Rzecznik małych i średnich firm Adam Abramowicz w rozmowie z TVN24 mówił o problemach, których doświadczają przedsiębiorcy w związku z koniecznością zamknięcia firm. Wielu z nich nie wie, czego się spodziewać. Na jaki czas wprowadzone zostały obostrzenia, jak konkretnie muszą przedstawiać się parametry związane z koronawirusem, by można wrócić do pracy. No i co z pomocą rządu.
- Razem z komunikatem, że jest zamknięta gospodarka, powinien iść komunikat o tym, jakie są rekompensaty w związku z tym zamknięciem. Tu będzie dosyć duże zamieszanie, bo te tarcze są tak skonstruowane, że obejmują firmy po Polskiej Klasyfikacji Działalności - mówił gość TVN24. - Firmy raz są zamknięte, raz otwarte.
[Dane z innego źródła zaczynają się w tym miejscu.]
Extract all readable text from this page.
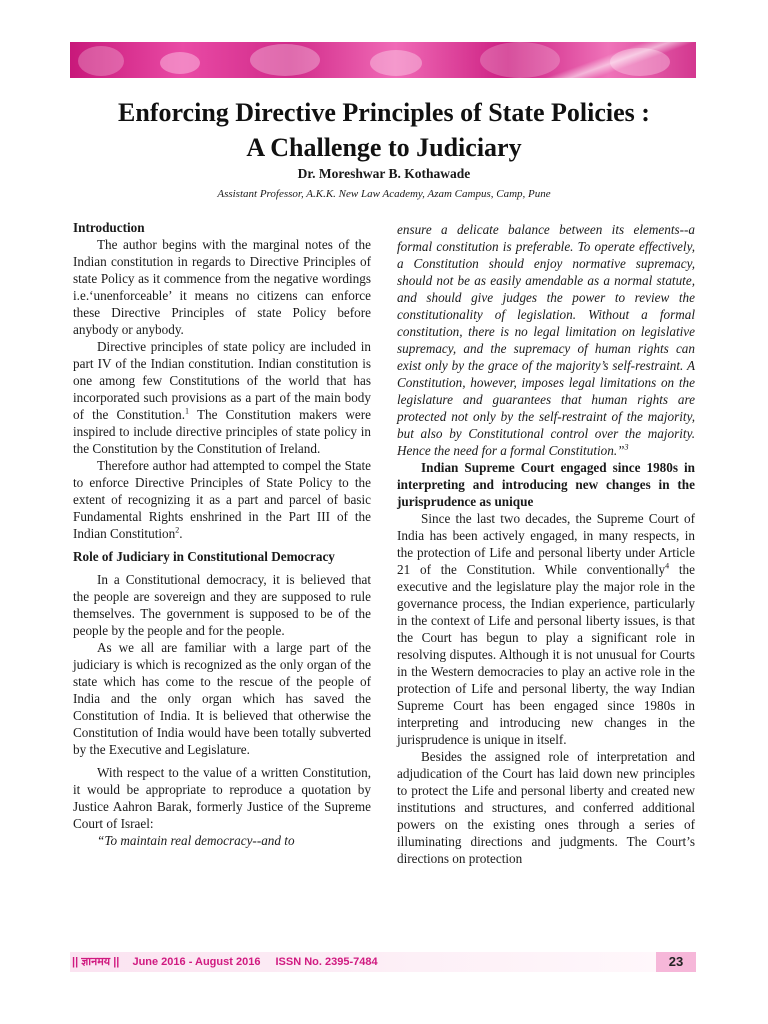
Enforcing Directive Principles of State Policies :
A Challenge to Judiciary
Dr. Moreshwar B. Kothawade
Assistant Professor, A.K.K. New Law Academy, Azam Campus, Camp, Pune

Introduction

The author begins with the marginal notes of the Indian constitution in regards to Directive Principles of state Policy as it commence from the negative wordings i.e.‘unenforceable’ it means no citizens can enforce these Directive Principles of state Policy before anybody or anybody.

Directive principles of state policy are included in part IV of the Indian constitution. Indian constitution is one among few Constitutions of the world that has incorporated such provisions as a part of the main body of the Constitution.$^1$ The Constitution makers were inspired to include directive principles of state policy in the Constitution by the Constitution of Ireland.

Therefore author had attempted to compel the State to enforce Directive Principles of State Policy to the extent of recognizing it as a part and parcel of basic Fundamental Rights enshrined in the Part III of the Indian Constitution$^2$.

Role of Judiciary in Constitutional Democracy

In a Constitutional democracy, it is believed that the people are sovereign and they are supposed to rule themselves. The government is supposed to be of the people by the people and for the people.

As we all are familiar with a large part of the judiciary is which is recognized as the only organ of the state which has come to the rescue of the people of India and the only organ which has saved the Constitution of India. It is believed that otherwise the Constitution of India would have been totally subverted by the Executive and Legislature.

With respect to the value of a written Constitution, it would be appropriate to reproduce a quotation by Justice Aahron Barak, formerly Justice of the Supreme Court of Israel:

“To maintain real democracy--and to

ensure a delicate balance between its elements--a formal constitution is preferable. To operate effectively, a Constitution should enjoy normative supremacy, should not be as easily amendable as a normal statute, and should give judges the power to review the constitutionality of legislation. Without a formal constitution, there is no legal limitation on legislative supremacy, and the supremacy of human rights can exist only by the grace of the majority’s self-restraint. A Constitution, however, imposes legal limitations on the legislature and guarantees that human rights are protected not only by the self-restraint of the majority, but also by Constitutional control over the majority. Hence the need for a formal Constitution.”$^3$

Indian Supreme Court engaged since 1980s in interpreting and introducing new changes in the jurisprudence as unique

Since the last two decades, the Supreme Court of India has been actively engaged, in many respects, in the protection of Life and personal liberty under Article 21 of the Constitution. While conventionally$^4$ the executive and the legislature play the major role in the governance process, the Indian experience, particularly in the context of Life and personal liberty issues, is that the Court has begun to play a significant role in resolving disputes. Although it is not unusual for Courts in the Western democracies to play an active role in the protection of Life and personal liberty, the way Indian Supreme Court has been engaged since 1980s in interpreting and introducing new changes in the jurisprudence is unique in itself.

Besides the assigned role of interpretation and adjudication of the Court has laid down new principles to protect the Life and personal liberty and created new institutions and structures, and conferred additional powers on the existing ones through a series of illuminating directions and judgments. The Court’s directions on protection

|| ज्ञानमय || June 2016 - August 2016 ISSN No. 2395-7484	23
Dwa tygodnie otwarte, dwa tygodnie zamknięte. Nie wiem, w jaki sposób teraz podejdzie do tego rząd, ale na pewno powinna to być zasada, że każdy, kto jest zamknięty poprzez jego decyzję, powinien otrzymać rekompensatę.
Zdaniem rzecznika firm jesienne tarcze są dziurawe, przez co wielu poszkodowanych przez decyzje rządu przedsiębiorców nie może liczyć na pomoc.
- One nadal nie obejmują wszystkich, których rząd zamknął. Ja się dopominam już od kilku miesięcy, żeby włączyć do Polskiej Klasyfikacji Działalności także wszystkich tych, którzy mają spadek obrotów o 70 proc. - mówił rzecznik. Podkreślił on, że poprzez PKD nie da się wyłapać wszystkich wstrzymanych biznesów. Przykładem mogą tu być sklepiki szkolne czy apteki w szpitalach.
Abramowicz wyraził nadzieję, że rząd pospieszy się z wprowadzaniem zmian do tarczy. - Teraz, kiedy okazuje się, że będą zamykane być może kolejne województwa, czekamy na decyzję. Nie możemy już czekać za długo, bo komornicy pukają do drzwi przedsiębiorców.